BRUSSELS - Telephone bugs have been discovered at offices used by France, Germany and Britain in the building where European Union leaders are due to hold a summit this week, an EU spokesman said on Wednesday.
Sweden's EU ambassador said only a few intelligence services were capable of installing such sophisticated devices, which may have been in action undetected ever since the pink granite EU Council building was inaugurated in 1995.
Officials said the wiretapping devices, found in a routine security sweep on February 28, were attached to phone lines to delegation suites used regularly by national leaders, ministers and senior officials attending EU meetings.
The countries targeted were France, Germany, Britain, Italy, Spain and Austria, the officials said.
The French newspaper Le Figaro, which broke the story in a brief item in its diplomatic gossip column, accused the United States of being behind the wiretapping, revealed amid acute transatlantic tension over looming war in Iraq.
But Dominique-Georges Marro, head of the EU Council press service, told reporters: "We do not know who is behind it. I don't know who was on the other end of the line."
After EU ambassadors were briefed on the espionage affair, Swedish envoy Sven-Olaf Petersson told reporters: "They were very sophisticated installations, we are told, which only a few intelligence services are able to install."
He said the devices had been found on February 28, attached to certain phone lines in the central switchboard. It was not clear why ministers and ambassadors were not informed until after the Le Figaro report.
"TRANSPARENT" EU
"There are many indications that they were installed with the building (in) 1994-95. It is naturally very serious that someone has installed illegal listening devices in our building," Petersson said.
The discovery added to the sense of gloom and distrust in Brussels ahead of an EU summit set to be dominated by the Iraq crisis, which has deeply divided the 15-nation bloc.
Britain, Italy and Spain have strongly backed the United States' plans for war on Iraq while France and Germany have led EU and wider international opposition to any military action.
Greek Foreign Minister George Papandreou, whose country holds the EU's rotating presidency, condemned the wire-tapping but tried to laugh it off.
"To all those who feel a need to tap our phones let me say that Europe is a very transparent organization. They are welcome to use our Web site (to get information)... They should not go to such lengths," he told a news conference.
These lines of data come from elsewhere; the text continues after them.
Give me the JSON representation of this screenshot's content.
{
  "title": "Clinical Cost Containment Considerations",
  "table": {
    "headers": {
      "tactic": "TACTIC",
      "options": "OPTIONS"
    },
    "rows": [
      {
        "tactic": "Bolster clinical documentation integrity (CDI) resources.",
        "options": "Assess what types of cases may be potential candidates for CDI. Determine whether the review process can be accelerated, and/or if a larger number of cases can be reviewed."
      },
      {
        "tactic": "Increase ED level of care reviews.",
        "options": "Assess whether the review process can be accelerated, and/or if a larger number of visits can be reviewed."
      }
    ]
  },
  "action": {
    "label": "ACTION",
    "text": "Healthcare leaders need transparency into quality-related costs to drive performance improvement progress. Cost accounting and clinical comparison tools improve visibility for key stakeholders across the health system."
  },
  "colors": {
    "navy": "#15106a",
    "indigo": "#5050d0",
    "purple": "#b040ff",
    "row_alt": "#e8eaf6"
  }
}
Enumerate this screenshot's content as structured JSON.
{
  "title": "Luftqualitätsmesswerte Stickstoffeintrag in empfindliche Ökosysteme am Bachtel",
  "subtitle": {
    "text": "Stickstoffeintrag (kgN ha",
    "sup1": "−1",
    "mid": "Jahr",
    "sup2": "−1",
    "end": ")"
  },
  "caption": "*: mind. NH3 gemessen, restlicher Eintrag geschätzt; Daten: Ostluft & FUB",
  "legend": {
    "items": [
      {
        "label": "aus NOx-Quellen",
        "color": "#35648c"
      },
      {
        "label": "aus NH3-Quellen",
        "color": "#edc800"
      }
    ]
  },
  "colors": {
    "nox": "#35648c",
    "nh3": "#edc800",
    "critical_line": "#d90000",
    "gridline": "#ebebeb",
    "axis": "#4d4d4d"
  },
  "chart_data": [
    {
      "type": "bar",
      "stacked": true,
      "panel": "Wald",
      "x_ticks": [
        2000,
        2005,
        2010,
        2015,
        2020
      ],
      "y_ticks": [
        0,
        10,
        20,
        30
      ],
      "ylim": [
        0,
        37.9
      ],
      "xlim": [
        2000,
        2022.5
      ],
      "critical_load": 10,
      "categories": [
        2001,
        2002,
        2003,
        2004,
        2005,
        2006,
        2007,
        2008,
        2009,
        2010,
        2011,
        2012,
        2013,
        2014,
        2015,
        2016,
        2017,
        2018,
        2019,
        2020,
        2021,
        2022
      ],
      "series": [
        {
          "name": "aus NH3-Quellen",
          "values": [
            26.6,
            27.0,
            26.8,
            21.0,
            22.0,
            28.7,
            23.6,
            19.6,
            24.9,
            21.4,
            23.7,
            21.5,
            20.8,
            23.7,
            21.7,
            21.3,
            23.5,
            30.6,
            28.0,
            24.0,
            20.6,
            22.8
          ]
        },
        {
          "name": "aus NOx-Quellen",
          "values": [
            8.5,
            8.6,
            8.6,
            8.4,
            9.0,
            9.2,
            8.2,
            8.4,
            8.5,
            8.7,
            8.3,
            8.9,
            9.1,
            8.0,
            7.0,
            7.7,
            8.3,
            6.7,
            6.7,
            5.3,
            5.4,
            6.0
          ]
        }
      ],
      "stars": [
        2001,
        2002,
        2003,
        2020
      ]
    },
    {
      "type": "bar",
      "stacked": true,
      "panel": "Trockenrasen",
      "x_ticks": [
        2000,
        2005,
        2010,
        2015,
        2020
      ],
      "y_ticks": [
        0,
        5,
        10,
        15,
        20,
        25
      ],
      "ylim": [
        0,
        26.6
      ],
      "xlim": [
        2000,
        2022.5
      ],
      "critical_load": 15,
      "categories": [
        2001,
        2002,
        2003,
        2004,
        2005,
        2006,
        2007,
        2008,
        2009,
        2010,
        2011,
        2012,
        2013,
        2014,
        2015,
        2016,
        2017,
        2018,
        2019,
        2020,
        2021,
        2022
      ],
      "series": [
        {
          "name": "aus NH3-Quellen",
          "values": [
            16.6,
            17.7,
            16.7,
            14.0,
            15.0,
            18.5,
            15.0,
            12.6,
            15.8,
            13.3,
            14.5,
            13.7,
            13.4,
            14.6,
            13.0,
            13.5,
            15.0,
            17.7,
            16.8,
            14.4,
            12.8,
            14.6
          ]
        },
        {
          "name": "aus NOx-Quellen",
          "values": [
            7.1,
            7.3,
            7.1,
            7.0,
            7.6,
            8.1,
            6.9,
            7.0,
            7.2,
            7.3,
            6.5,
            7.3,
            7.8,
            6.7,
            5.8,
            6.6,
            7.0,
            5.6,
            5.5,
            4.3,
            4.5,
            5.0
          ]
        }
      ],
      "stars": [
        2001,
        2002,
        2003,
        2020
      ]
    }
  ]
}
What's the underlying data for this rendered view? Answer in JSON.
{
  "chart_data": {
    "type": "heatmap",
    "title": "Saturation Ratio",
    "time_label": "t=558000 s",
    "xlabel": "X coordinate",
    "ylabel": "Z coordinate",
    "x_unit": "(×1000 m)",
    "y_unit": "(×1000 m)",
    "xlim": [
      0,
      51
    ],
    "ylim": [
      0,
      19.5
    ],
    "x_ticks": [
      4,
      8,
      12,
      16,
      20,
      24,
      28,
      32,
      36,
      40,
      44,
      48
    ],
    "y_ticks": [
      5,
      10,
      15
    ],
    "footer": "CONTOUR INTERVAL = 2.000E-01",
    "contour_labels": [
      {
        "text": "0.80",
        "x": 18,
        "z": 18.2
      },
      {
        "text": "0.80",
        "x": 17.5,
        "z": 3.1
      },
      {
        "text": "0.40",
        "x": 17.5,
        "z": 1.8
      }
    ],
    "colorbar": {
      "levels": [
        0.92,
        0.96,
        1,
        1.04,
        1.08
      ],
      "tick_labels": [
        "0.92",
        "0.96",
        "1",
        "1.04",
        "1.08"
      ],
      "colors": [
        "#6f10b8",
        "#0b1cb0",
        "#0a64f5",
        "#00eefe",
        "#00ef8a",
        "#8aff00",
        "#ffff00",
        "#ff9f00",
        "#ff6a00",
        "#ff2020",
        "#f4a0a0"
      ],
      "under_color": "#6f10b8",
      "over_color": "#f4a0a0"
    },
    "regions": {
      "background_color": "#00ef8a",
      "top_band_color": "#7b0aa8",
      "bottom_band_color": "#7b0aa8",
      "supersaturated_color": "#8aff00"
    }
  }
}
One EU diplomat said several delegations had received a warning two weeks ago to avoid confidential telephone calls in the Council building because of the danger of eavesdropping.
But Papandreou said he only found out about the incident on Wednesday morning, as did EU foreign policy chief Javier Solana whose office is in the Justus Lipsius council building.
Neither Solana's office nor those of EU military personnel were among those targeted, officials said.
The Council's security service is conducting the probe with help from the authorities of host country Belgium and those countries affected by the wiretapping, officials said.